# Variant 1: TFIDF-SRT-LegalBERT
#### Overview:
• The input document is first tokenized using the LegalBERT tokenizer.
• Duplicate tokens are removed (while preserving only the first occurrence).
• The remaining tokens are sorted in descending order by their TF-IDF score (precomputed on a training corpus).
• The resulting ordered token string is re-tokenized (if needed) and fed into LegalBERT for classification.


## Explanation Variant 1:

• The TF-IDF vectorizer builds a dictionary of sub-word tokens mapped to their inverse document frequency (IDF) values.
• The preprocess_document_bow function deduplicates tokens from each document and sorts them by their corresponding TF-IDF score.
• The resulting ordered token string is then tokenized (again) to produce input IDs suitable for LegalBERT.
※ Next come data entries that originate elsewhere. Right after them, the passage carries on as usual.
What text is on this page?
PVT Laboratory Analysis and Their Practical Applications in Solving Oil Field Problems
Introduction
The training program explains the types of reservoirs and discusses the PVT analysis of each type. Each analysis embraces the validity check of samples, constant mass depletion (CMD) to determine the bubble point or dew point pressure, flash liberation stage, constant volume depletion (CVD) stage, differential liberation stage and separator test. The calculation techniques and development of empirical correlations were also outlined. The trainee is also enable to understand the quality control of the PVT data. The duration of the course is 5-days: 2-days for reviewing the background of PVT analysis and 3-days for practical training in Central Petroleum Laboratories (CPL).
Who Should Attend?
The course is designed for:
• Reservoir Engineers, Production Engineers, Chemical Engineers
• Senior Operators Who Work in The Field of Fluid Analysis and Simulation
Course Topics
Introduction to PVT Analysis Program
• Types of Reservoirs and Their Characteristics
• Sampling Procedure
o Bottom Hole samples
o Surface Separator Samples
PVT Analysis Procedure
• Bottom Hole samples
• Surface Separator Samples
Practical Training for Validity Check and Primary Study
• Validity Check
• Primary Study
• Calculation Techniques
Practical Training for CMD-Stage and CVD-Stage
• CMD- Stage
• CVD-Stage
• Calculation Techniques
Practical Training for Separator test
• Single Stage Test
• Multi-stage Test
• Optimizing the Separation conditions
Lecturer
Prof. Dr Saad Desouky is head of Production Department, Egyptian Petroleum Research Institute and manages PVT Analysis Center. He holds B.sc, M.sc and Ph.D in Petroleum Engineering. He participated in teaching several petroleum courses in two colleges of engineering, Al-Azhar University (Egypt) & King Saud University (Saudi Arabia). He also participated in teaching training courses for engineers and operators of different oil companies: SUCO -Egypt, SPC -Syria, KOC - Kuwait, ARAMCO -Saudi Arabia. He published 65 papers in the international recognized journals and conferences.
Finally, these inputs are fed into the model for classification.

• This variant does not modify the internal architecture of LegalBERT; it only changes the input text.

In [3]:
from datasets import load_dataset

dataset = load_dataset("victorambrose11/normalized_scotus")
dataset

DatasetDict({
    train: Dataset({
        features: ['text', 'label'],
        num_rows: 5000
    })
    test: Dataset({
        features: ['text', 'label'],
        num_rows: 1400
    })
    validation: Dataset({
        features: ['text', 'label'],
        num_rows: 1400
    })
})

In [4]:
highest=0
total_length=0
for idx in range(len(dataset['train'])):
    total_length+=len(dataset['train'][idx]['text'])
    if len(dataset['train'][idx]['text']) > highest:
        highest=len(dataset['train'][idx]['text'])
print (f'The average length of documents in training dataset is {round(total_length/len(dataset['train']))}\nThe lengthy document in the dataset contains {highest} number of tokens')        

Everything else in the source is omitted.